There's some government institutions (other than the courts themselves) that might have authority to initiate action in certain cases, but in general "not paying out funds the way I think is required based on the contract I have with you" is the kind of thing handled through private actions in the civil justice system.

> Something like the "public prosecutor's office" or so.

While its possible that anything wrong Google might have done might rise to the level of a criminal, rather than civil, wrong, none of the descriptions I've seen point to anything that (even if the descriptions are presumed to be completely correct) seems obviously criminal.


Also Apple Pay inside apps, and for retailers.


That's not the point. Inside their walled garden, Amazon's and Google's payment works fine too.

The point was it used to be easy to use their services outside in the open internet on normal websites like Paypal.


A very big Walled Garden.
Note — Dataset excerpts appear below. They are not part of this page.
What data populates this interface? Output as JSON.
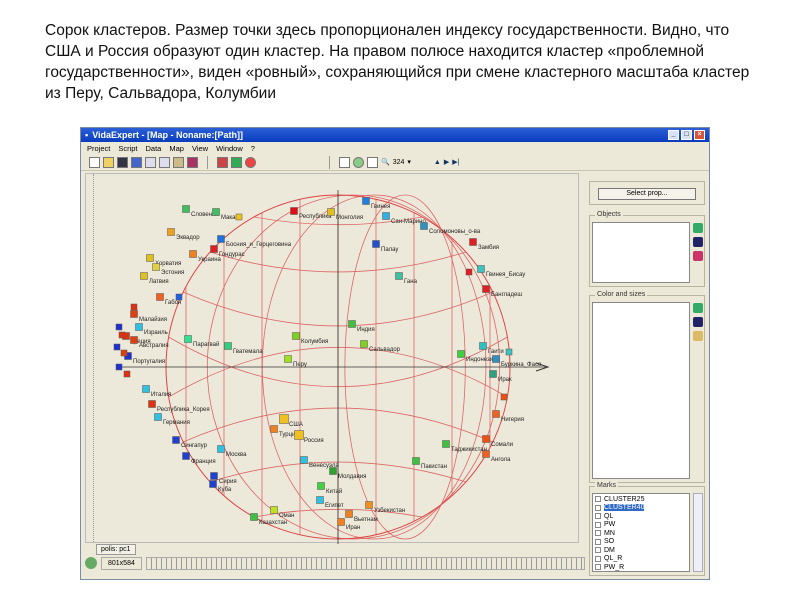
{
  "caption": "Сорок кластеров. Размер точки здесь пропорционален индексу государственности. Видно, что США и Россия образуют один кластер. На правом полюсе находится кластер «проблемной государственности», виден «ровный», сохраняющийся при смене кластерного масштаба кластер из Перу, Сальвадора, Колумбии",
  "window": {
    "title": "VidaExpert - [Map - Noname:[Path]]"
  },
  "menu": [
    "Project",
    "Script",
    "Data",
    "Map",
    "View",
    "Window",
    "?"
  ],
  "toolbar": {
    "zoom_value": "324"
  },
  "map_tab": "polis: pc1",
  "status": {
    "size": "801x584"
  },
  "right": {
    "select_button": "Select prop...",
    "objects_label": "Objects",
    "color_label": "Color and sizes",
    "marks_label": "Marks",
    "marks": [
      {
        "name": "CLUSTER25",
        "selected": false
      },
      {
        "name": "CLUSTER40",
        "selected": true
      },
      {
        "name": "QL",
        "selected": false
      },
      {
        "name": "PW",
        "selected": false
      },
      {
        "name": "MN",
        "selected": false
      },
      {
        "name": "SO",
        "selected": false
      },
      {
        "name": "DM",
        "selected": false
      },
      {
        "name": "QL_R",
        "selected": false
      },
      {
        "name": "PW_R",
        "selected": false
      }
    ]
  },
  "points": [
    {
      "label": "Словения",
      "color": "#3fbf5f"
    },
    {
      "label": "Макао",
      "color": "#3fbf5f"
    },
    {
      "label": "Республика",
      "color": "#e01010"
    },
    {
      "label": "Монголия",
      "color": "#e0c020"
    },
    {
      "label": "Гвинея",
      "color": "#2080e0"
    },
    {
      "label": "Сан-Марино",
      "color": "#30b0e0"
    },
    {
      "label": "Палау",
      "color": "#2050d0"
    },
    {
      "label": "Соломоновы_о-ва",
      "color": "#3090c0"
    },
    {
      "label": "Эквадор",
      "color": "#f0a020"
    },
    {
      "label": "Босния_и_Герцеговина",
      "color": "#2070e0"
    },
    {
      "label": "Гондурас",
      "color": "#e02020"
    },
    {
      "label": "Украина",
      "color": "#f08020"
    },
    {
      "label": "Хорватия",
      "color": "#e0c020"
    },
    {
      "label": "Эстония",
      "color": "#e0d040"
    },
    {
      "label": "Латвия",
      "color": "#e0c020"
    },
    {
      "label": "Габон",
      "color": "#f06020"
    },
    {
      "label": "Малайзия",
      "color": "#e04010"
    },
    {
      "label": "Греция",
      "color": "#e03010"
    },
    {
      "label": "Израиль",
      "color": "#30c0e0"
    },
    {
      "label": "Португалия",
      "color": "#2030d0"
    },
    {
      "label": "Австралия",
      "color": "#e04010"
    },
    {
      "label": "Италия",
      "color": "#30c0e0"
    },
    {
      "label": "Республика_Корея",
      "color": "#e03010"
    },
    {
      "label": "Германия",
      "color": "#30c0e0"
    },
    {
      "label": "Сингапур",
      "color": "#2040d0"
    },
    {
      "label": "Франция",
      "color": "#2040d0"
    },
    {
      "label": "Парагвай",
      "color": "#30e090"
    },
    {
      "label": "Гватемала",
      "color": "#30d080"
    },
    {
      "label": "Колумбия",
      "color": "#80d020"
    },
    {
      "label": "Перу",
      "color": "#a0e020"
    },
    {
      "label": "Индия",
      "color": "#40c040"
    },
    {
      "label": "Сальвадор",
      "color": "#80d020"
    },
    {
      "label": "Замбия",
      "color": "#e02020"
    },
    {
      "label": "Гвинея_Бисау",
      "color": "#40c0c0"
    },
    {
      "label": "Бангладеш",
      "color": "#e02020"
    },
    {
      "label": "Гана",
      "color": "#40c0a0"
    },
    {
      "label": "Индонезия",
      "color": "#40d040"
    },
    {
      "label": "Гаити",
      "color": "#30c0c0"
    },
    {
      "label": "Буркина_Фасо",
      "color": "#3090c0"
    },
    {
      "label": "Ирак",
      "color": "#30a080"
    },
    {
      "label": "Нигерия",
      "color": "#f06020"
    },
    {
      "label": "Сомали",
      "color": "#f05010"
    },
    {
      "label": "Ангола",
      "color": "#f06020"
    },
    {
      "label": "США",
      "color": "#f0c020"
    },
    {
      "label": "Турция",
      "color": "#f08020"
    },
    {
      "label": "Россия",
      "color": "#f0c020"
    },
    {
      "label": "Москва",
      "color": "#30c0e0"
    },
    {
      "label": "Венесуэла",
      "color": "#30c0e0"
    },
    {
      "label": "Молдавия",
      "color": "#30a030"
    },
    {
      "label": "Китай",
      "color": "#40d040"
    },
    {
      "label": "Египет",
      "color": "#30c0e0"
    },
    {
      "label": "Узбекистан",
      "color": "#f09020"
    },
    {
      "label": "Вьетнам",
      "color": "#f08020"
    },
    {
      "label": "Иран",
      "color": "#f08020"
    },
    {
      "label": "Казахстан",
      "color": "#40c040"
    },
    {
      "label": "Оман",
      "color": "#c0e020"
    },
    {
      "label": "Пакистан",
      "color": "#40c040"
    },
    {
      "label": "Таджикистан",
      "color": "#40c040"
    },
    {
      "label": "Куба",
      "color": "#2040d0"
    },
    {
      "label": "Сирия",
      "color": "#2040d0"
    }
  ]
}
As an owner of an ecommerce site, I can tell you it's very tempting to create an App version just to take advantage of one-tap thumbprint orders.

Also I don't think Amazon or Google have a TouchID payment system.


Facebook has a huge opportunity here to build the mobile payment killer app. If they can get this integrated with NFC, you can pay for the tab at a restaurant and split the check among you and your friends. Realistically, you could use it to split nearly ANY bill - Facebook just has to build an interface.

The only question is if the payment processors and Apple/Google will leave the door open wide enough.


Glad to see they're catching up to WeChat (Tencent) in China, who's been doing similar functionality for a while now (messaging brands).


I heard good things about WeChat/its chinese counter part. http://www.forbes.com/sites/rosatrieu/2014/07/02/what-chinas...


This won't be like WebPay or Checkout. Considering all the businesses and Family/Friends already in FB, this can be put into very good use.

But I was kind of waiting for Youtube competant from Facebook for sometime now. I think Facebook is one of the major sources for Youtube and FB has ability to do something about it.


YouTube belongs to Google. I too wonder why Google hasn't focused more of their attention on YT. It's their social network hub that works fine for about one billion people.

Do the G+ comments below YT videos make sense? No (from the users point of view) . There used to be insightful replies to YT comments including video-replies. All that has vanished, only spam remains. Beside that, anyone remember their older social hubs Google Buzz and Orkut?


I don't think the author of this article has ever used Facebook or actually read the details on the thing he's writing about. Facebook having a payment method doesn't solve a single problem with either Facebook or payment methods in general.


This is also a good way to add unlimited context to a transaction.